Transcript: After The Sudan Incident, NBC’s Andrea Mitchell Felt Angry & Humiliated

By Brian 

Following up on Wednesday’s reports from Sudan:

Andrea Mitchell said she felt angry and humiliated after Sudanese bodyguards dragged her out of a room Thursday for questioning President Omar el-Bashir about his involvement in the country’s violence,” the Associated Press says.

“I was angry and a little bit humiliated,” Mitchell said on Hardball with Chris Matthews Thursday night. “You don’t like to become, you know, part of the story.” Read the rest of her comments, after the jump…

TRANSCRIPT: Hardball with Chris Matthews:

MATTHEWS: NBC’s Chief Foreign Affairs Correspondent Andrea Mitchell is traveling with Secretary of State Condoleezza Rice right now. And she was ejected from a press photo-op with Secretary Rice and the President of Sudan after she asked the Sudanese President a tough question. Andrea joins us now by phone from Israel. Andrea, give us the first-hand account of what was done to you.

MITCHELL: Well it was – you know – the funny thing was, it was not only I, it was also the State Department officials. When Condi Rice got to the President’s villa for this photo-op, her translator was not permitted to go in, the top officials going with her, the head of the AID, some of them didn’t even get in.

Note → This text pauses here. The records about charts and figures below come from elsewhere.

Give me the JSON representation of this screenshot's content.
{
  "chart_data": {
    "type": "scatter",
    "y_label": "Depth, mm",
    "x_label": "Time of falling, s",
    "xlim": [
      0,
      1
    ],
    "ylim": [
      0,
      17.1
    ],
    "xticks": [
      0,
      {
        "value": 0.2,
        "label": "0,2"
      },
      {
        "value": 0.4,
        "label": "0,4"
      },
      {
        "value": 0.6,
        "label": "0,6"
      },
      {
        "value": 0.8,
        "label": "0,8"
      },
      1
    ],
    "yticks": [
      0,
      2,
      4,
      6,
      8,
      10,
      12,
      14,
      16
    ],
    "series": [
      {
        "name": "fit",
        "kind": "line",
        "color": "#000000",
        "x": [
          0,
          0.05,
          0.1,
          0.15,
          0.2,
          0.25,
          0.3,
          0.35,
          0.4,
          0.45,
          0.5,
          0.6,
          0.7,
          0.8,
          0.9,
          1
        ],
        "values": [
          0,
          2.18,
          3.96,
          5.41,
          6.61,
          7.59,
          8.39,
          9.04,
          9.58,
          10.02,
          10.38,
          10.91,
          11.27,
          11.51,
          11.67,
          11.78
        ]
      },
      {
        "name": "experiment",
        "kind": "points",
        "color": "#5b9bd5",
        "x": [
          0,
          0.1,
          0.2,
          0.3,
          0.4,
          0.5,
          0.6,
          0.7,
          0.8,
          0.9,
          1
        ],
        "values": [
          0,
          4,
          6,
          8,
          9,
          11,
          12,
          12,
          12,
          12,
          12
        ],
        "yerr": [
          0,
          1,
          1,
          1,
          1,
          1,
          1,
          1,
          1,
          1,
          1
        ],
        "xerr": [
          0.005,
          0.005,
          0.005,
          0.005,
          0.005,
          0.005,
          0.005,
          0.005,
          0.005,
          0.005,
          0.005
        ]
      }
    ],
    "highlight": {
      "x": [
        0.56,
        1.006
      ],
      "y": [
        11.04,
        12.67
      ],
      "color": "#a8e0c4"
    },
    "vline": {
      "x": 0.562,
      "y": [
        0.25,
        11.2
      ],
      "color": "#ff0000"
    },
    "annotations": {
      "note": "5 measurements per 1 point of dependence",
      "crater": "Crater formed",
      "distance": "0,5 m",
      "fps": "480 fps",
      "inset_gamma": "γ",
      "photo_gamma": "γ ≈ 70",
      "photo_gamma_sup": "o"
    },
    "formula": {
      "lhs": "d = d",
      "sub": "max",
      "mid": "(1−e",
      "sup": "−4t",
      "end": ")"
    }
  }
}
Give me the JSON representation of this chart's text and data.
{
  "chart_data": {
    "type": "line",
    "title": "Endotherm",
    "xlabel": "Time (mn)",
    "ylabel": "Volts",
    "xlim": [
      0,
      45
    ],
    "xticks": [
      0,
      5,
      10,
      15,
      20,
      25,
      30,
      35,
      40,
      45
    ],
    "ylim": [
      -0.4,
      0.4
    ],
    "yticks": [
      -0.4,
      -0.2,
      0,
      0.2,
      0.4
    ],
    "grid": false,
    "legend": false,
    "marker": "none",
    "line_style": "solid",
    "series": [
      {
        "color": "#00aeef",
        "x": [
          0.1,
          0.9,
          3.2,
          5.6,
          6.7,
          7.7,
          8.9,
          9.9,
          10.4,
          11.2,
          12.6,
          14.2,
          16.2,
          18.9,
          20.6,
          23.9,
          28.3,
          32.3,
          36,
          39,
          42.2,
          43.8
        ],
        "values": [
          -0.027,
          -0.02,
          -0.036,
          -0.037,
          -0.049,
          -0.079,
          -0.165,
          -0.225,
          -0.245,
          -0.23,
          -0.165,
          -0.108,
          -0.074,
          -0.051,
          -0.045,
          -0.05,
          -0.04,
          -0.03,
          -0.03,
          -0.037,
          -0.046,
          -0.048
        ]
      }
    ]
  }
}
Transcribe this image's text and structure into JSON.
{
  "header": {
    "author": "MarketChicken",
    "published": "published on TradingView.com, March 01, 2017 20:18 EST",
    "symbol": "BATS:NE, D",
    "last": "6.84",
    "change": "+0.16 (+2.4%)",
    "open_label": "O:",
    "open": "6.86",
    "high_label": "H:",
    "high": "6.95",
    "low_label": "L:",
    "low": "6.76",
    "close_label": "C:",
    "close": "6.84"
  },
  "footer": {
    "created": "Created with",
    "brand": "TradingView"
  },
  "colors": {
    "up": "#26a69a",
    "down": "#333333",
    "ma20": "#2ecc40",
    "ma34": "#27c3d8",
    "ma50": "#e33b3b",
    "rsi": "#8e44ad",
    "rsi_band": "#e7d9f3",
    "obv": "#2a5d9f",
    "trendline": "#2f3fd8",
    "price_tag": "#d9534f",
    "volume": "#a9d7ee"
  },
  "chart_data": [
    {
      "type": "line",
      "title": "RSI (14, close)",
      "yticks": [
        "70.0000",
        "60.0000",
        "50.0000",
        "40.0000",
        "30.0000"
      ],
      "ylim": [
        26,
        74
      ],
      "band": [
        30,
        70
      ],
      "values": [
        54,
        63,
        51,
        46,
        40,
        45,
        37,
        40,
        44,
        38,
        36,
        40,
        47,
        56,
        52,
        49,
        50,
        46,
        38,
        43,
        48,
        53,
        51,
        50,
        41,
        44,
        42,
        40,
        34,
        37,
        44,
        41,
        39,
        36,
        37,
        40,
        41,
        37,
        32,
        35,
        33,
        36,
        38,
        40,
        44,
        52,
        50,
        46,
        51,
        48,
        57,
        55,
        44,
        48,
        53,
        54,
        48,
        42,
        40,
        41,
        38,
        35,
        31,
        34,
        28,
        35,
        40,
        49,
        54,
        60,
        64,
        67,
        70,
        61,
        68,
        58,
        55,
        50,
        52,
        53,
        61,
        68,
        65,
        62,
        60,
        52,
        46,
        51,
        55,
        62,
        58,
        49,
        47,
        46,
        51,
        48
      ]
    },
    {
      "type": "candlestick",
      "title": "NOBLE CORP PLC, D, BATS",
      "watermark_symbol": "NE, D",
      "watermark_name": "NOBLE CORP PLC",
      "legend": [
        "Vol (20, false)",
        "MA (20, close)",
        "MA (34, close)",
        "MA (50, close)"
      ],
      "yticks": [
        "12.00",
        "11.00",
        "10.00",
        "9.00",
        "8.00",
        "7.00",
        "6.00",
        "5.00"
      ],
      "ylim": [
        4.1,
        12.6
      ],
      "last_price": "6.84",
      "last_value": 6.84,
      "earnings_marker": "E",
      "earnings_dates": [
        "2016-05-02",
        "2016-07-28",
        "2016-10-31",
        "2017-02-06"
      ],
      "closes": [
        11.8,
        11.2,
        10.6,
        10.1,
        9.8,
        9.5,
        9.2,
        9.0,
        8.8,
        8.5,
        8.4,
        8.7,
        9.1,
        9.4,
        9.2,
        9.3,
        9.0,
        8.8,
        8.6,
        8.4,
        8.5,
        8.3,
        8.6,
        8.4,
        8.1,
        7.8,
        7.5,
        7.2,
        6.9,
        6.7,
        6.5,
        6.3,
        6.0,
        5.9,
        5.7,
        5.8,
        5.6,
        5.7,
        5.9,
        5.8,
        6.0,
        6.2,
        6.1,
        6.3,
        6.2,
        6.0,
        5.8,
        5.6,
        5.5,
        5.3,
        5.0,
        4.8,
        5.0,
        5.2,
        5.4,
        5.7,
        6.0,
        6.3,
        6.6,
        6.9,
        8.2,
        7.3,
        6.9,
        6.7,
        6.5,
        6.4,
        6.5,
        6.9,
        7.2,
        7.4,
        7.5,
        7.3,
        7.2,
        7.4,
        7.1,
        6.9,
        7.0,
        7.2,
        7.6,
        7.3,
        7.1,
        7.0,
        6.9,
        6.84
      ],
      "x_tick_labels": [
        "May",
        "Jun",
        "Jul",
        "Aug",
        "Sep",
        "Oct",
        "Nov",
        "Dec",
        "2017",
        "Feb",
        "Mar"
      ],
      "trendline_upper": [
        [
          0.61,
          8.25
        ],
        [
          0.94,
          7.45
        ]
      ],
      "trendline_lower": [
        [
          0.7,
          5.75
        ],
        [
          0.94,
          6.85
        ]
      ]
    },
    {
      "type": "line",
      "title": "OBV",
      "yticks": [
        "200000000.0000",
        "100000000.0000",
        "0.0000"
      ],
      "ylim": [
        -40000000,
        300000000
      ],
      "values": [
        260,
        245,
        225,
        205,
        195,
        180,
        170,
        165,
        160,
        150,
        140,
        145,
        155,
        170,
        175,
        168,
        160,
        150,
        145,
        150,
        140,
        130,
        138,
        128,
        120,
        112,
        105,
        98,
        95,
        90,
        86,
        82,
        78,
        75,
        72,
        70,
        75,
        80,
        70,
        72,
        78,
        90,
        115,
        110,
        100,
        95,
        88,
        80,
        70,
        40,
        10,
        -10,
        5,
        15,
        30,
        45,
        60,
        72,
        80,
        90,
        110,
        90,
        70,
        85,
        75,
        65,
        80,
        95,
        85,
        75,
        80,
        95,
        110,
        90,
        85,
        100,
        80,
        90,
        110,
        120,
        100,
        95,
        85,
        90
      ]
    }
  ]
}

So for the first six minutes of her meeting with the President, six or seven minutes, she had no Arabic translator. They sat there looking at each other, nobody could talk. I mean, the whole thing was a mess. Jim Wilkinson, one of her top advisors, was slammed against a wall, and then they started on the press. They tried to stop us from going in, repeatedly, and they said no questions could be asked. State Department officials said, you can’t set those rules, that’s not freedom of the press. That was Shawn McCormick, the State Department spokesman. And his counterpart, his Sudanese counterpart said, well, there is no free press. Which basically, you know, set the stage for what then happened. I walked in, they – one guy – one security guy, punched me as I was walking into the photo op, and I pushed my way in. They were trying to block our access. We get inside, and I asked a question, which, according to American rules, is what we do. I mean this was the first chance we had to question the President of Sudan, you know many people believe, is responsible for much of the misery and violence that’s been perpetrated there. And at that point, by asking him about the broken promises to control the violence, they kicked me out. They pulled me out. Two guys got me from behind, and grabbed me and pulled me out, Chris, it was quite a scene.

MATTHEWS: Were you afraid?

MITCHELL: I was angry and a little bit humiliated. You don’t like to become, you know, part of the story. I mean, Secretary Rice is raising really important questions with this President of Sudan. They have a new coalition government, the brought the rebels into the government. It’s the first chance to do something about the fact that two million people have been slaughtered, hundreds of thousands have been displaced. We then, of course, went to the main reason for the trip, besides the diplomacy, was just to see the refugee camps in Darfur to listen to the tales of these women who’ve been raped and soldiers in uniform perpetrating many of the acts of violence both inside and outside the camp. And some of the people I talked to had been there for eighteen months or longer. And they’re afraid to go back to their villages, and in most cases the villages are gone. Two thousand villages have been destroyed. And its a catastrophe. And Americans have poured two billion dollars of aid alone, that’s just the aid over the past couple of years, the third largest aid recipient after Iraq and Afghanistan, and very few people outside of government and the extraordinary relief workers. And I know you have background in the Peace Corps, Chris. You know what these people do in the field. There are a thousand relief workers from forty different agencies in this one area trying to help these people.

MATTHEWS: I was impressed that they were so insolent as to treat you the way they did, to shove you around as they did and to throw you out of a room. But I was more impressed that they went after Wilkinson, who works for the State Department, who’s right under the Secretary of State. Did that amaze you, that they were willing to push him around the way they did?

MITCHELL: Yeah, and they didn’t even let some of the other officials in. But to push Wilkinson around and to be as rude as they were, and as physical as they were, was crazy. These people want diplomatic relations to be restored. They lost diplomatic relations back in 1997 after harboring Osama bin-Laden. They’ve been on the terror list for years. And they want help from us, and at the same time they’re asking us to restore relations and lift sanctions so that they can start buying American spare parts that they need, they slam Jim Wilkinson against the wall. Go figure. It’s – his words were, this is not exactly Diplomacy 101.

MATTHEWS: Tough question, was the President of Sudan, who was your host at that press photo op, did he seem to be going along with the rough treatment being given to you and the Secretary of State’s assistant?

MITCHELL: In fact, I was told by some people who were watching the whole thing play out that he – that these guys were taking his orders. That he had signaled them to get rid of me.

MATTHEWS: Wonderful, thank you very much. Andrea Mitchell, who’s in Israel right now, reporting on the incidents the other day in Khartoum.